The process usually begins by reading the text slowly and several times through. You want to be sure that you really understand what it says and that it is imprinted fully on your heart before continuing. Guigo uses the passage from the sermon on the mount which says, “blessed are the pure in heart, for they will see God” as an example text and then describes how to understand it from each rung of the ladder. In the simple act of reading the text we learn that there is such a thing as purity of heart and that those who obtain it are permitted the beautiful and unsurpassed grace of seeing God. This realisation is incredibly important because without it we will not know that we should strive towards this goal. However, the knowledge of this goal is not sufficient in itself, and so we must climb from there to the next rung of the ladder.
By meditating on this verse we are able to discern many things. For instance, it does not say blessed are the pure in body. From this we can deduce that it is not enough to live a life free from outward violence and corruption but that we must also be free from violent and corrupt thoughts if we wish to see God. We can also see that this short phrase gives us what Abba Isaac referred to as a goal and an end (read more about that here). Our goal is purity of heart but the end for which this prepares us is a vision of the Kingdom of Heaven and of God. Now this little spark has kindled a much greater flame within us. What was at first only a potential and an invitation has become something so much more.
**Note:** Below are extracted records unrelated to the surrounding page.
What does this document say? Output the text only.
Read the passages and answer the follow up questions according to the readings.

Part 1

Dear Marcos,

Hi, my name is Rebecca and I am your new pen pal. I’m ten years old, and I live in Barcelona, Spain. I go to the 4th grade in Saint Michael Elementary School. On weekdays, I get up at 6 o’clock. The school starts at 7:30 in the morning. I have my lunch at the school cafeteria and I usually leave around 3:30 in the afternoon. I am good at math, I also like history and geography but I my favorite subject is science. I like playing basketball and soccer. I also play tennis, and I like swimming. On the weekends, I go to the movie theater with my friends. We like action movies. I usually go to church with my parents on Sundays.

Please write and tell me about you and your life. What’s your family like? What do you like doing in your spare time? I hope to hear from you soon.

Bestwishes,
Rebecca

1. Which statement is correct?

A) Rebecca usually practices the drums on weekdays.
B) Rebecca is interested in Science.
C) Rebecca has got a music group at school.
Now that we have taken the time to meditate on the reading and tease out the hidden meanings of the text beyond the simple literal meaning of the words, we must take to prayer in order that we might fulfil what we have found. The spark which was kindled must now be fanned with our fervent prayers. We must seek God’s help in finding this purity of heart. We must ask God to guide us and show us what work needs to be done. We must admit in sincere humility when we face obstacles that seem insurmountable. By our devout words and petitions we fan this flame so that it may grow into a blazing fire.
Once this flame has been fully ignited, we are consumed by it. The final rung of the ladder is contemplation. Up until this point our own efforts have been necessary to the success of this sacred endeavour, but contemplation is completely beyond our control. God is the eternal fire who burns with intense heat but is never extinguished. This was symbolically shown in the burning bush which appeared to Moses. While the flame of loving desire does not consume God, it does consume us. Like Moses, we must simply remove our sandals and relish in the presence of this eternal flame.
These four rungs of the ladder are completely dependent on one another. Although God may choose to bring a person to any of these for whatever reason God chooses, these are the steps which must be followed if we wish to arrive there by our own intention. People have a tendency to find one activity and name it as the best and therefore try to only practice that one thing. But Guigo warns us that this is not a balanced and healthy approach. He concludes his treatise by saying,
“From this we may gather that reading without meditation is sterile, meditation without reading is liable to error, prayer without meditation is lukewarm, meditation without prayer is unfruitful, prayer when it is fervent wins contemplation, but to obtain it without prayer would be rare, even miraculous.”
And so, lectio divina includes all of these aspects together in one. We begin by reading the words of scriptures, writings of sages, or the lives of saints. We then meditate on their deeper meanings. Then we turn to God in prayer that we might be able to apply these deeper meanings. Finally, if we are so blessed, we are allowed to see God and to know God by being consumed in the eternal fire of Heaven. Of course, we can only carry ourselves as far as the first three rungs of the ladder. If we find that after our prayer we are not given the gift of contemplation, Guigo assures us that this too is the will of God. We are not able to withstand the heat of God’s love for extended periods in this life and so God gives to us only that which is good for us. Yet, even the apparent absence of God’s grace is itself a blessing for in that aridity we find that we grow in our faith, patience, and humility.